This judgment again confirms that no “one-size-fits-all” approach can be applied when it comes to the VAT qualification of TP adjustments.
The Court of Justice clarifies that a TP adjustment should not automatically be characterised as consideration for a separate supply of services solely because it is documented by means of a credit note or debit note, or because certain service-related costs are taken into account as a parameter in the calculation of the TP adjustment.
At the same time, the judgment should not be read as implying that TP adjustments are automatically outside the scope of VAT. Where an adjustment is sufficiently linked to earlier supplies, it may affect the taxable base of those supplies and could require corrective invoicing and reporting.
This judgment should be read in conjunction with the Court of Justice’s recent case law on TP adjustments, including the Arcomet case. Taken together, these cases confirm that the VAT treatment of TP adjustments remains highly fact-dependent.
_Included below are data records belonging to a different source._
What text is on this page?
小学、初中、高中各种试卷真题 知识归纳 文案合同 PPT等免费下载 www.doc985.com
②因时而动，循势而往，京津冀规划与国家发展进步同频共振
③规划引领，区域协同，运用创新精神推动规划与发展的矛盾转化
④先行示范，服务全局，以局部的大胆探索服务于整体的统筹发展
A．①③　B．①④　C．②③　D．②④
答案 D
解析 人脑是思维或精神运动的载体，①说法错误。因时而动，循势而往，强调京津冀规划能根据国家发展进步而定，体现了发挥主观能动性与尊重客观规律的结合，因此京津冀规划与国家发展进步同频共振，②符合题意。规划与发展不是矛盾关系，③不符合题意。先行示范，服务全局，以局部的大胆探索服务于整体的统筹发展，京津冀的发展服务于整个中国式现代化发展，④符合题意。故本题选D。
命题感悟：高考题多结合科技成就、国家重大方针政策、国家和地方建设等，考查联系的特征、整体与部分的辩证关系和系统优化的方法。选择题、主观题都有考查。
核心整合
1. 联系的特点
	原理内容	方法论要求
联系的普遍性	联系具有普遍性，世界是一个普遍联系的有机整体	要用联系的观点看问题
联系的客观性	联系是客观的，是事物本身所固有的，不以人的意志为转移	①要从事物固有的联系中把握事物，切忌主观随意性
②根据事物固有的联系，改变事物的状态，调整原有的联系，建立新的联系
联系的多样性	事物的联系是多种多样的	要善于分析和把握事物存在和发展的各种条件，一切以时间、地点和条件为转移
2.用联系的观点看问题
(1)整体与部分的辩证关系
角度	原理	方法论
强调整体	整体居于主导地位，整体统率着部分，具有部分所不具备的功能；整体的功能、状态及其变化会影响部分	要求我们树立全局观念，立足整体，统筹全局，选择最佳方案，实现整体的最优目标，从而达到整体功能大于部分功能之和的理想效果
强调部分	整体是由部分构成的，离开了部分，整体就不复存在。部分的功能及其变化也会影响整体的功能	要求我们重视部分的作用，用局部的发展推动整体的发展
The decisive question is whether the adjustment can be linked, on the basis of the contractual framework and economic reality, to an identifiable separate supply for VAT purposes, or whether it should instead be regarded as a price adjustment of earlier supplies or as a broader profitability correction.
In conclusion, businesses applying TP adjustments, periodic true-ups or target margin mechanisms should review whether their intercompany agreements, TP policies, price formulas, credit notes, debit notes and the VAT reporting are aligned.